Fino a ieri, i giornali finanziari anglo-americani non facevano che esaltare la continua salita delle borse, il «trionfo» e i «successi» del sistema capitalista globale, il «miracolo» della eterna ripresa americana, che si regge nonostante l’astronomico debito pubblico e privato.
Ciò è normale: bisogna attrarre gli ingenui alla giostra della finanza creativa e tenerli legati al Luna Park globale, perché i pescecani possano spolparli ancora un po’. Solo, da alcune ore, il clima è cambiato. Ora, non parlano più di «successi» né di «miracolo».
Anzi, il Financial Times ha un allarme esplicito: «Chiudere le paratie stagne prima dell’uragano economico» (1).
E questo non è normale. Vuol dire che l’uragano in arrivo sarà così tremendo, che conviene ormai far passare agli ingenui il messaggio: ve l’avevamo detto. Non vi abbiamo ingannato.
Se siete rovinati, è colpa vostra: non avete «diversificato».
Probabilmente, il crack mondiale sarà tale, da far temere rivolte di massa.

Un segno sinistro nei giorni scorsi: i frutti dei Buoni del Tesoro americano a scadenza decennale sono scesi sotto i frutti dei BOT USA biennali.
Di solito, sono i BOT decennali a «dover» rendere di più, a compenso del rischio e degli incerti di un prestito a tasso fisso prolungato nel tempo.
Quando accade il contrario, quando sono i tassi dei bond a breve a salire, vuol dire che gli speculatori si aspettano che i tassi d’interesse crollino: ciò che avviene in caso di recessione e, perciò, di bassa inflazione.

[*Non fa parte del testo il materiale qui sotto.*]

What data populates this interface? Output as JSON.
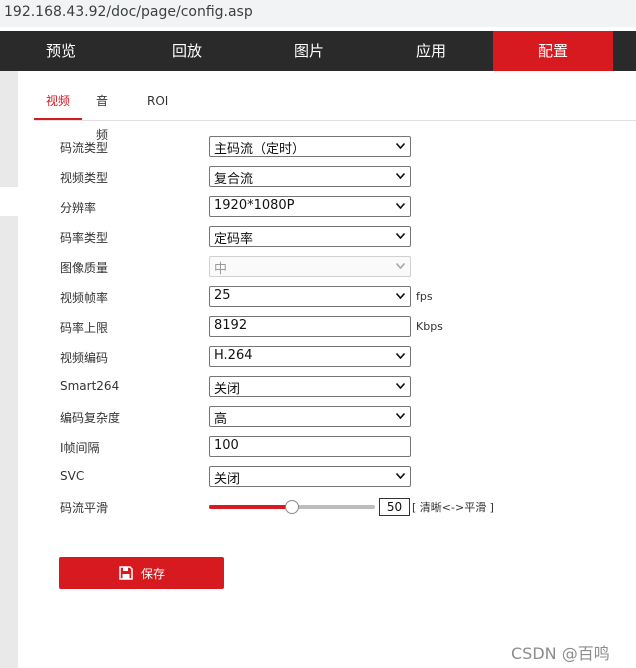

A prima vista ciò è impossibile: la Federal Riserve è obbligata a retribuire chi presta all’America con tassi d’interesse crescenti, quanto più cresce il debito USA, a scanso di una rovinosa fuga di capitali dal dollaro.
Ma questa tendenza al rialzo è anche insostenibile, e bisogna che i tassi americani, ora altissimi (5%) prima o poi scendano.

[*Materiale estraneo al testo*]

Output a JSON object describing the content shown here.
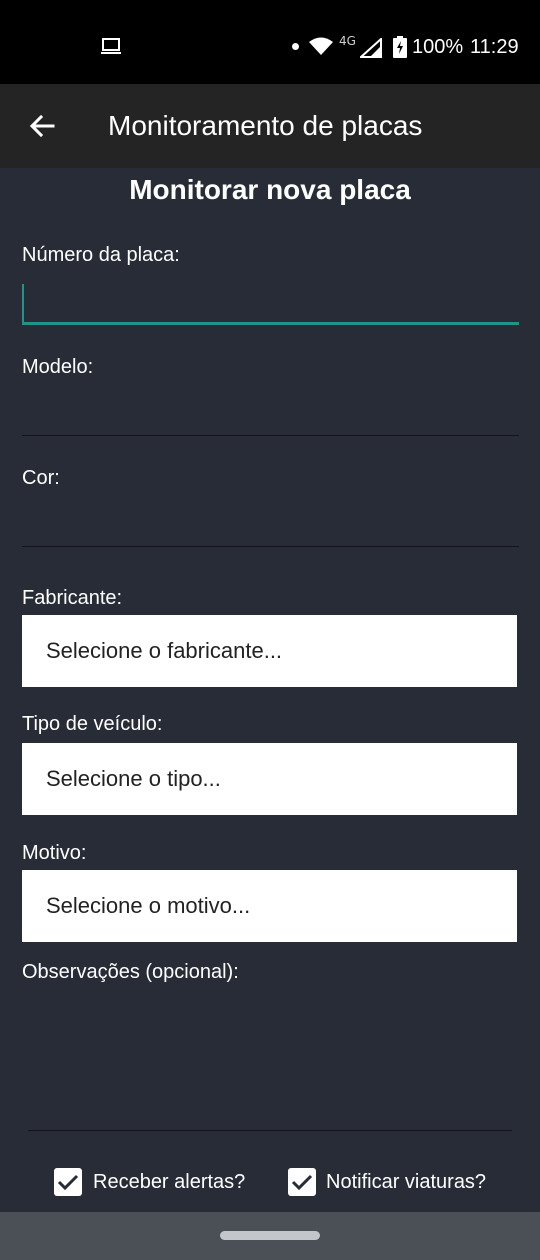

Ecco qui un esempio lampante dei vicoli ciechi, delle contraddizioni impossibili, in cui si è avvolto il capitalismo finanziario terminale. Quello della finanza sarà, nel 2006, un mondo più fantastico de «Le Cronache di Narnia», rileva sarcastico Frank Partnoy, ex banchiere della Morgan Stanley che s'’è messo al sicuro facendo il docente di diritto alla San Diego University (2).

Per esempio, dice, nel 2006 il mercato dei «prodotti derivati» crescerà vorticosamente fino a raggiungere la cifra di mezzo quadrilione di dollari (mille trilioni, una cifra con 14 zeri).

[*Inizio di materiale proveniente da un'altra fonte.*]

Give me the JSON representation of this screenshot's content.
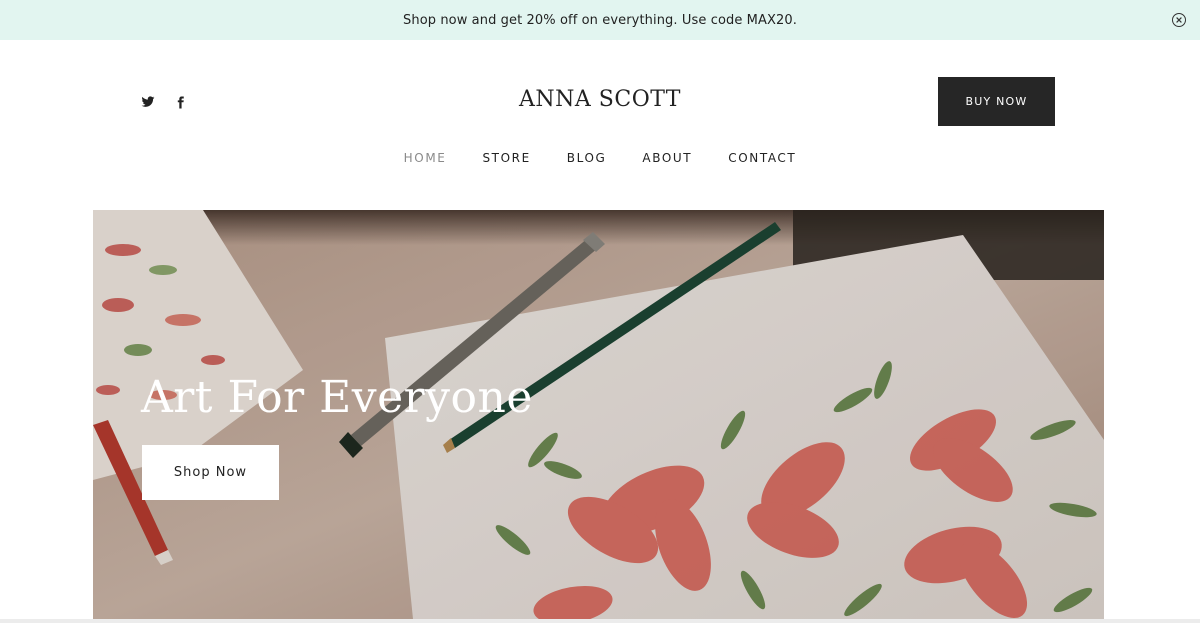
{
  "promo": {
    "text": "Shop now and get 20% off on everything. Use code MAX20.",
    "close_icon": "close-circle-icon"
  },
  "header": {
    "social_icons": [
      "twitter-icon",
      "facebook-icon"
    ],
    "brand": "ANNA SCOTT",
    "buy_button": "BUY NOW"
  },
  "nav": {
    "items": [
      {
        "label": "HOME",
        "active": true
      },
      {
        "label": "STORE",
        "active": false
      },
      {
        "label": "BLOG",
        "active": false
      },
      {
        "label": "ABOUT",
        "active": false
      },
      {
        "label": "CONTACT",
        "active": false
      }
    ]
  },
  "hero": {
    "title": "Art For Everyone",
    "button": "Shop Now"
  },
  "colors": {
    "promo_bg": "#e2f5f0",
    "button_dark": "#262626",
    "nav_active": "#8a8a8a"
  }
}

Ciò rappresenta dieci volte il prodotto interno lordo del pianeta.
Ironizza Partnoy: anche ammesso che i fautori della finanza derivata abbiano ragione a dire che i loro fantasiosi «derivati» siano un bene per l’economia, e servano soprattutto ad assicurare contro i rischi finanziari e a disperderli fra masse di clienti (hedging), non si vede perché qualcuno voglia «coprirsi» dal «rischio» rappresentato dal prodotto lordo globale del pianeta più di una volta.
La verità è che questa finanza non ha più alcun rapporto con l’economia reale, ma è una minaccia reale per tutti: perché quell’enorme flusso di derivati da mezzo quadrilione è, in ultima analisi, un immenso debito, o accumulo di montagne debitorie, per nove decimi inesigibile.
Così, nel 2006, la speculazione globale sintetizzerà una nuova generazione di animali fantastici, chimere e OGM della finanza, per celare ancora per qualche settimana la sua insolvenza colossale. Spunteranno, per offrirli a risparmiatori e pensionati, «fondi d’investimento virtuali»: ossia fondi che non possiedono alcun attivo finanziario, né azioni né obbligazioni, ma usano i derivati
per «simulare» di averli.
Già sono nati in laboratorio due prodotti, i «portable alpha» e le «obbligazioni con collaterale a debito sintetico», che pretendono di replicare le rendite dei Buoni del Tesoro, senza possedere Buoni del Tesoro.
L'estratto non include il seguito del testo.